The BrotliDictionary struct is defined in dictionary.h with the following layout:
size_bits_by_length[32]-- number of index bits per word length bucket (0 means no words of that length).offsets_by_length[32]-- byte offsets into the data array for each length bucket.data_size-- total size of the dictionary data.data-- pointer to the raw dictionary byte array.
Usage
DuckDB uses Brotli compression for Parquet file I/O. The static dictionary is central to Brotli's compression efficiency: during encoding, the compressor searches the dictionary for matches and emits references (word index + transform) instead of literal bytes. During decoding, these references are resolved back to the original text using the same dictionary data. The shared dictionary module supports custom dictionaries for specialized use cases, though DuckDB primarily relies on the default RFC 7932 static dictionary. All dictionary operations are wrapped in the duckdb_brotli namespace to avoid symbol conflicts with system-installed Brotli libraries.
Code Reference
Source Location
- Repository: Duckdb_Duckdb
- File:
third_party/brotli/common/dictionary.cpp(5912 lines) -- static dictionary data - File:
third_party/brotli/common/shared_dictionary.cpp(517 lines) -- shared dictionary management - File:
third_party/brotli/common/dictionary.h-- dictionary struct definition
Signature
// dictionary.h - BrotliDictionary struct
namespace duckdb_brotli {
typedef struct BrotliDictionary {
uint8_t size_bits_by_length[32];
uint32_t offsets_by_length[32];
size_t data_size;
const uint8_t* data;
} BrotliDictionary;
// Get the singleton default (RFC 7932) dictionary
BROTLI_COMMON_API const BrotliDictionary* BrotliGetDictionary(void);
// Set external dictionary data (for shared memory scenarios)

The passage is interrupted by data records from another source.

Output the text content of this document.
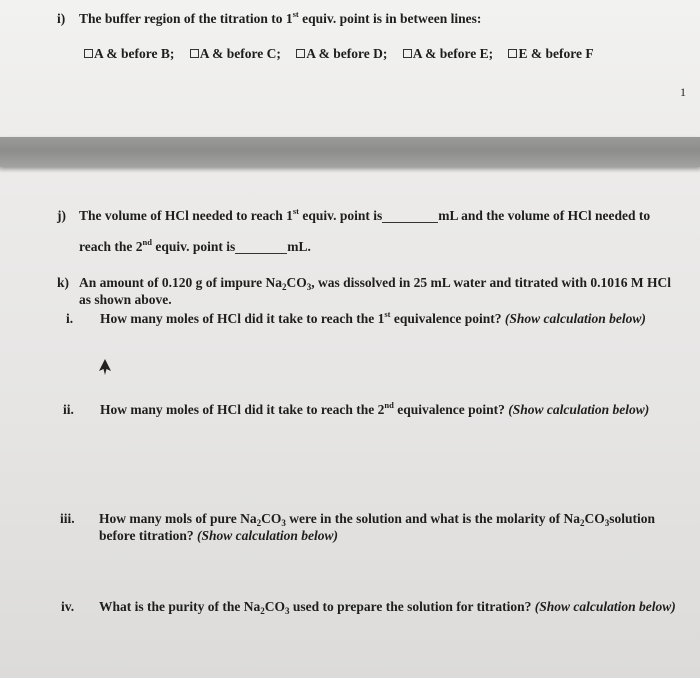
i) The buffer region of the titration to 1st equiv. point is in between lines:
A & before B; A & before C; A & before D; A & before E; E & before F
1
j) The volume of HCl needed to reach 1st equiv. point is	mL and the volume of HCl needed to
reach the 2nd equiv. point is	mL.
k) An amount of 0.120 g of impure $Na_2CO_3$, was dissolved in 25 mL water and titrated with 0.1016 M HCl
as shown above.
i. How many moles of HCl did it take to reach the 1st equivalence point? (Show calculation below)
ii. How many moles of HCl did it take to reach the 2nd equivalence point? (Show calculation below)
iii. How many mols of pure $Na_2CO_3$ were in the solution and what is the molarity of $Na_2CO_3solution$
before titration? (Show calculation below)
iv. What is the purity of the $Na_2CO_3$ used to prepare the solution for titration? (Show calculation below)
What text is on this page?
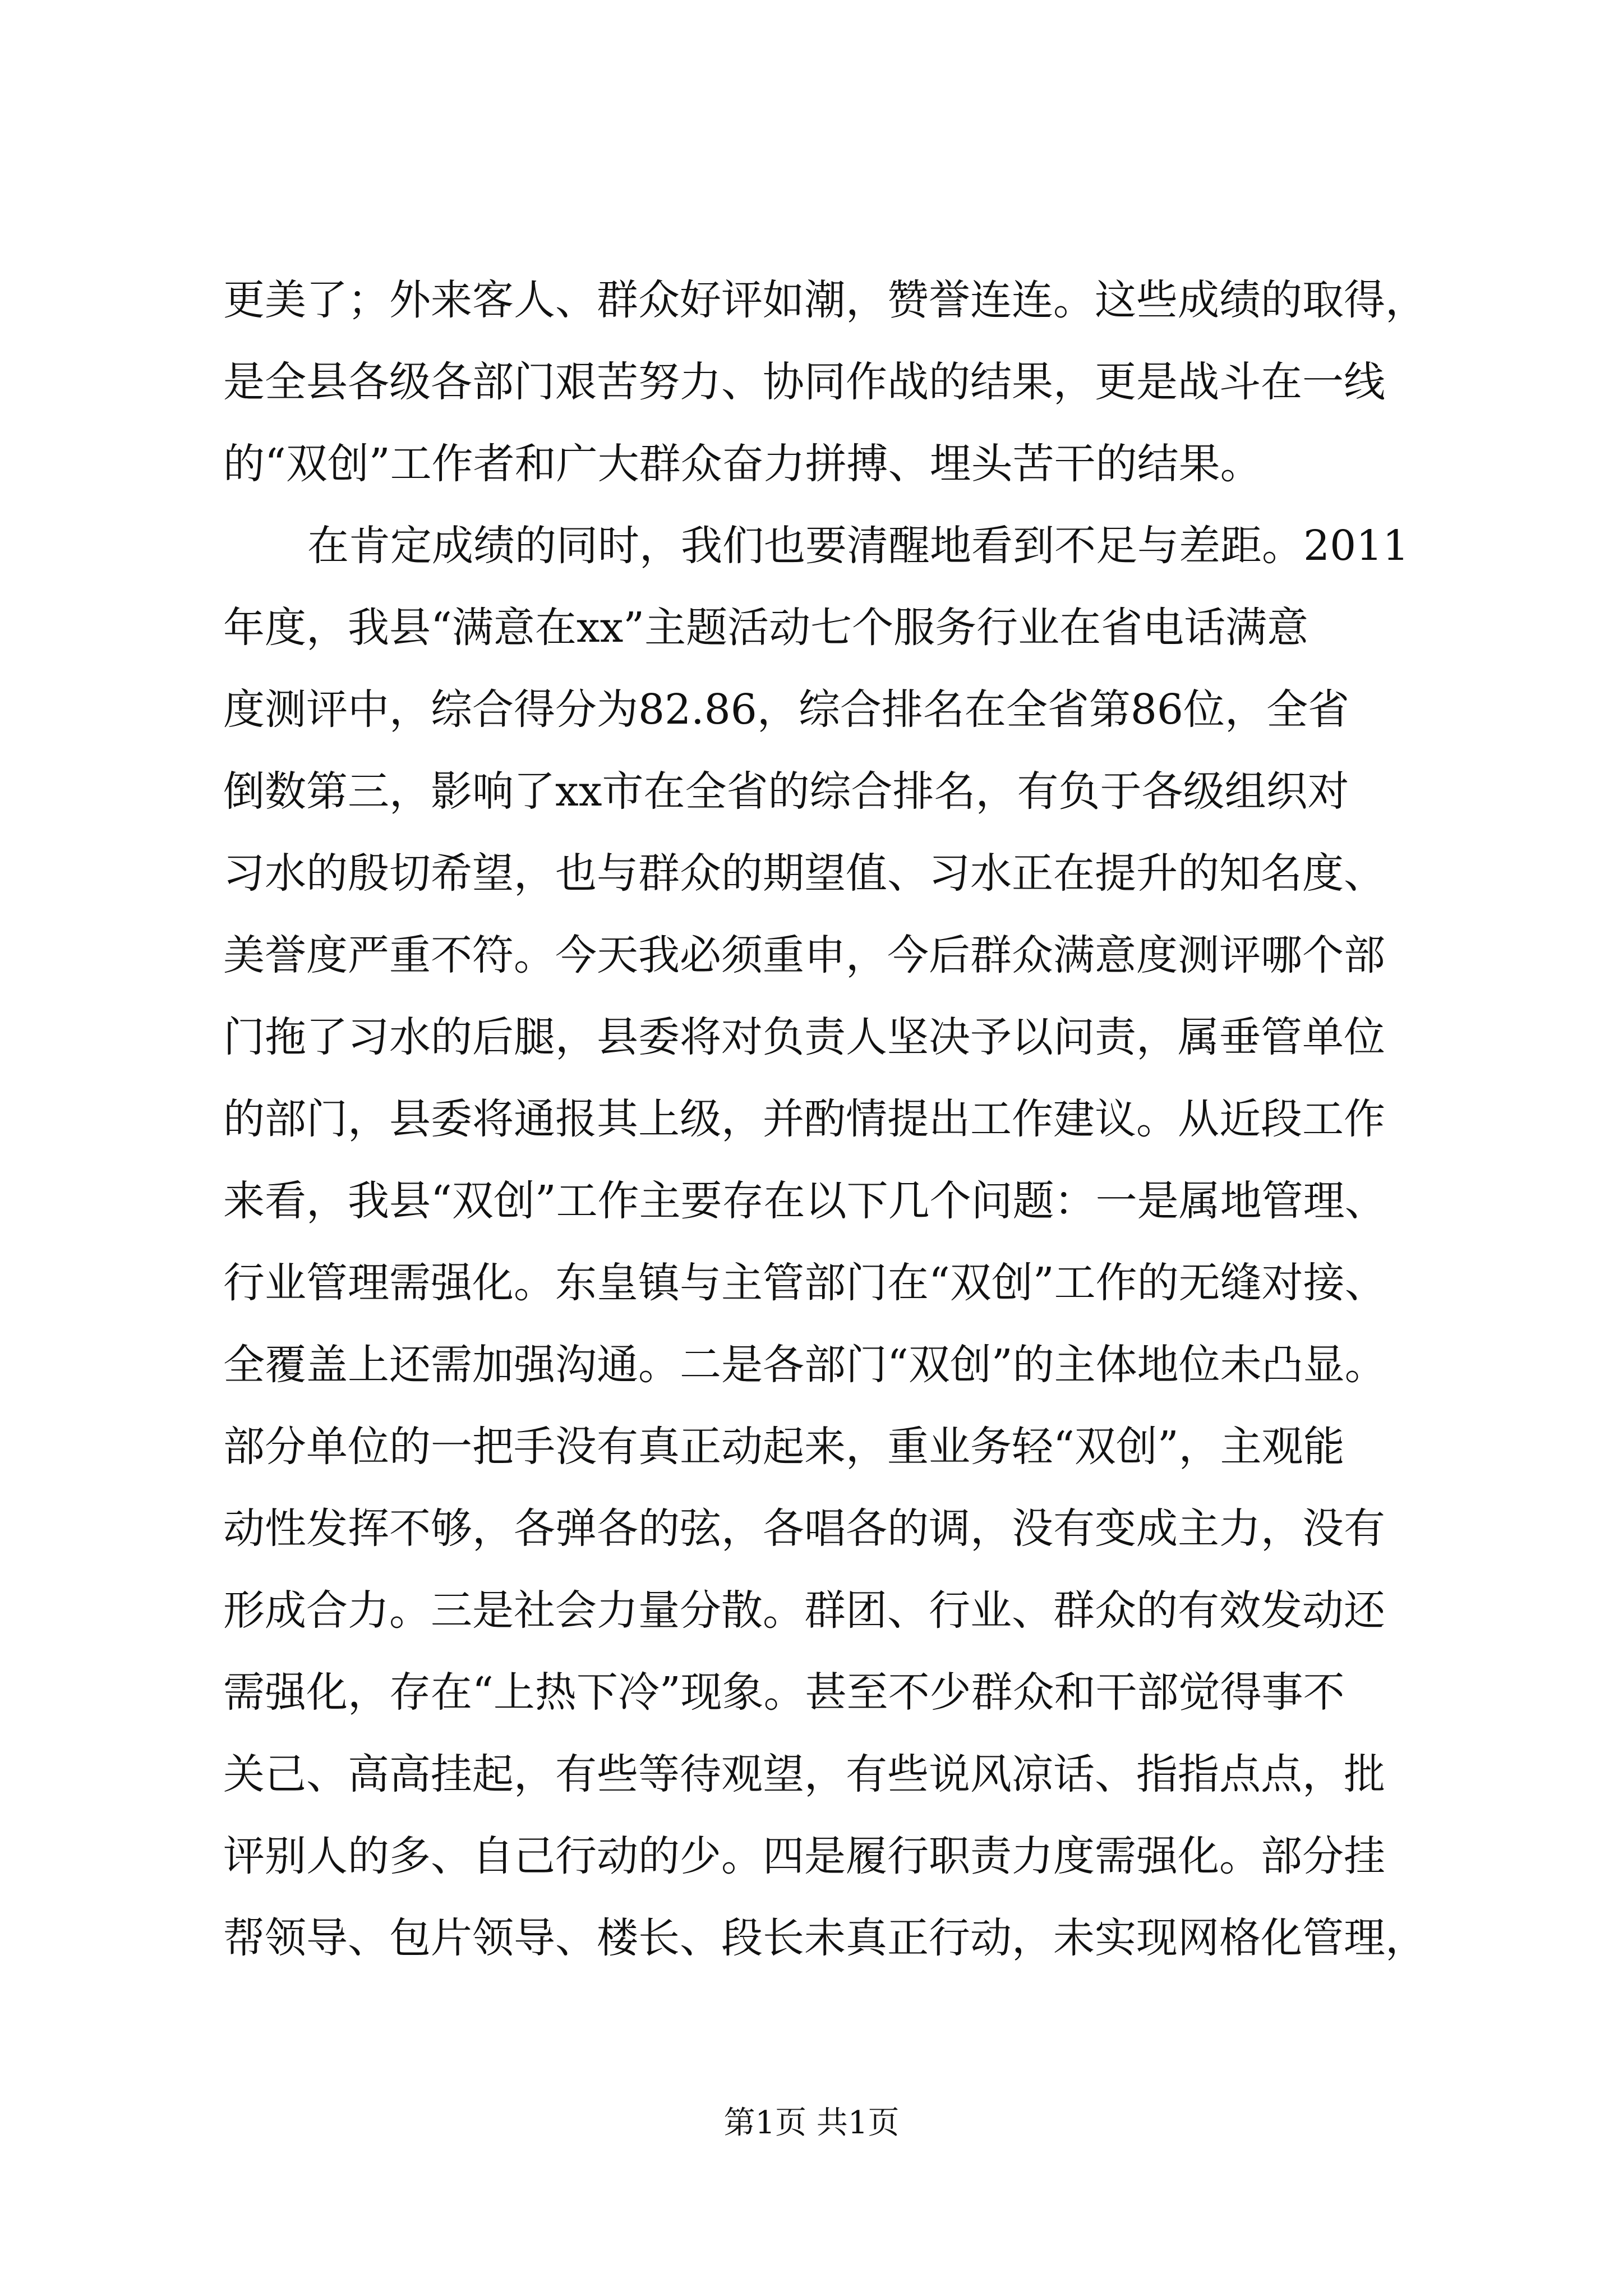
更美了；外来客人、群众好评如潮，赞誉连连。这些成绩的取得，
是全县各级各部门艰苦努力、协同作战的结果，更是战斗在一线
的“双创”工作者和广大群众奋力拼搏、埋头苦干的结果。
在肯定成绩的同时，我们也要清醒地看到不足与差距。2011
年度，我县“满意在xx”主题活动七个服务行业在省电话满意
度测评中，综合得分为82.86，综合排名在全省第86位，全省
倒数第三，影响了xx市在全省的综合排名，有负于各级组织对
习水的殷切希望，也与群众的期望值、习水正在提升的知名度、
美誉度严重不符。今天我必须重申，今后群众满意度测评哪个部
门拖了习水的后腿，县委将对负责人坚决予以问责，属垂管单位
的部门，县委将通报其上级，并酌情提出工作建议。从近段工作
来看，我县“双创”工作主要存在以下几个问题：一是属地管理、
行业管理需强化。东皇镇与主管部门在“双创”工作的无缝对接、
全覆盖上还需加强沟通。二是各部门“双创”的主体地位未凸显。
部分单位的一把手没有真正动起来，重业务轻“双创”，主观能
动性发挥不够，各弹各的弦，各唱各的调，没有变成主力，没有
形成合力。三是社会力量分散。群团、行业、群众的有效发动还
需强化，存在“上热下冷”现象。甚至不少群众和干部觉得事不
关己、高高挂起，有些等待观望，有些说风凉话、指指点点，批
评别人的多、自己行动的少。四是履行职责力度需强化。部分挂
帮领导、包片领导、楼长、段长未真正行动，未实现网格化管理，
第1页 共1页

BROTLI_COMMON_API void BrotliSetDictionaryData(const uint8_t* data);
#define BROTLI_MIN_DICTIONARY_WORD_LENGTH 4
#define BROTLI_MAX_DICTIONARY_WORD_LENGTH 24
// shared_dictionary.cpp - internal helpers
static BROTLI_BOOL ReadBool(const uint8_t* encoded, size_t size,
size_t* pos, BROTLI_BOOL* result);
static BROTLI_BOOL ReadUint8(const uint8_t* encoded, size_t size,
size_t* pos, uint8_t* result);
static BROTLI_BOOL ReadUint16(const uint8_t* encoded, size_t size,
size_t* pos, uint16_t* result);
static BROTLI_BOOL ReadBignum32(const uint8_t* encoded, size_t size,
size_t* pos, uint32_t* result);
static size_t BrotliSizeBitsToOffsets(
const uint8_t* size_bits_by_length,
uint32_t* offsets_by_length);
static BROTLI_BOOL ParseWordList(size_t size, const uint8_t* encoded,
size_t* pos, BrotliDictionary* out);
} // namespace duckdb_brotli
Import
#include "../common/dictionary.h"
#include <brotli/shared_dictionary.h>
I/O Contract
Inputs
| Name | Type | Required | Description |
|---|---|---|---|
| data | const uint8_t* |
No | External dictionary data pointer for BrotliSetDictionaryData
|
| encoded | const uint8_t* |
Yes | Serialized shared dictionary byte stream for parsing functions |
| size | size_t |
Yes | Length of the encoded shared dictionary data |
| pos | size_t* |
Yes | Current read position in the encoded data (in/out parameter) |
| size_bits_by_length | const uint8_t* |
Yes | Array of 32 entries specifying bits per word length for offset computation |
Outputs
| Name | Type | Description |
|---|---|---|
| (return) | const BrotliDictionary* |
Pointer to the singleton static dictionary struct from BrotliGetDictionary
|
| out | BrotliDictionary* |
Populated dictionary struct from ParseWordList
|
| result | BROTLI_BOOL* / uint8_t* / uint16_t* / uint32_t* |
Parsed value from shared dictionary read functions |
| offsets_by_length | uint32_t* |
Computed byte offset array from BrotliSizeBitsToOffsets (return value is total word list length)
|
Usage Examples
// Accessing the static dictionary during decompression
#include "../common/dictionary.h"
using namespace duckdb_brotli;
// Get the default RFC 7932 dictionary
const BrotliDictionary* dict = BrotliGetDictionary();
// Look up a word of length 6 at index 42
int word_length = 6;
int word_index = 42;
uint32_t offset = dict->offsets_by_length[word_length]
+ (word_index * word_length);
const uint8_t* word = &dict->data[offset];
// During encoding, dictionary matches are found by hashing input
// and comparing against dictionary words of each supported length.
// The encoder emits (word_index, transform_index) pairs when a
// dictionary match yields better compression than LZ77 references.